Strike two. A sweeping crescent kick aimed at Wei Tian’s knees, designed to sever the legs.
It stopped two inches from the cloth shoes. The air shrieked, tearing itself apart to disperse the force. Luo Jian’s hip popped painfully.
Strike three. A vicious, two-handed downward hammer blow to the skull.
It stopped two inches above Wei Tian’s ink-black hair. The atmospheric pressure blew outward in a ring, stripping the dust from the entire courtyard, but the loose thread on Wei Tian’s collar didn't even flutter.
Luo Jian staggered backward. He was panting now. Sweat beaded on his scarred chest. The bones in his arms ached fiercely. Hitting the invisible boundary around the scholar was like punching a wall forged from condensed gravity.
He looked at Wei Tian’s face.
The scholar's eyes were still closed. His chest rose and fell in a slow, steady cadence.
Snore.
It was quiet. Barely audible over the ringing in Luo Jian's ears. But it was unmistakable.

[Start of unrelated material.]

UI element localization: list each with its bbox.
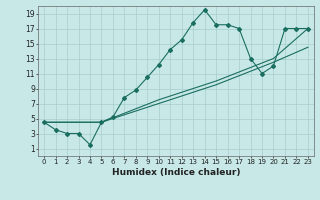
X-axis label: Humidex (Indice chaleur): Humidex (Indice chaleur) [112,168,240,177]
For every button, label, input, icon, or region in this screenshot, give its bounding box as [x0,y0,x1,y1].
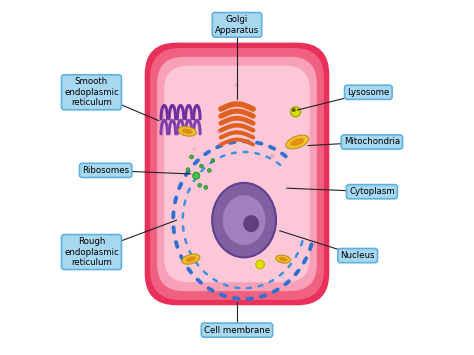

The Vice-Captain of the Iron Blood Vanguard, a man who had slaughtered entire rebel camps single-handedly, realized the mortal standing in front of him wasn't meditating. He wasn't focusing a defense art.
He was taking a nap.
A heavy, suffocating wave of pure, unfiltered humiliation crashed over Luo Jian. His eyes bloodshot instantly. The veins in his neck bulged, thick and corded.
"Wake up!" Luo Jian roared. The sound tore his throat.
He drew back both fists. The black qi surrounding him condensed, pulling inward until it formed two hyper-dense spheres of rotational gravity around his knuckles. It was a killing art. A technique designed to shatter siege gates.
Strike four.
Luo Jian launched himself forward, throwing his entire body weight behind a double-strike aimed straight at the sleeping scholar's face.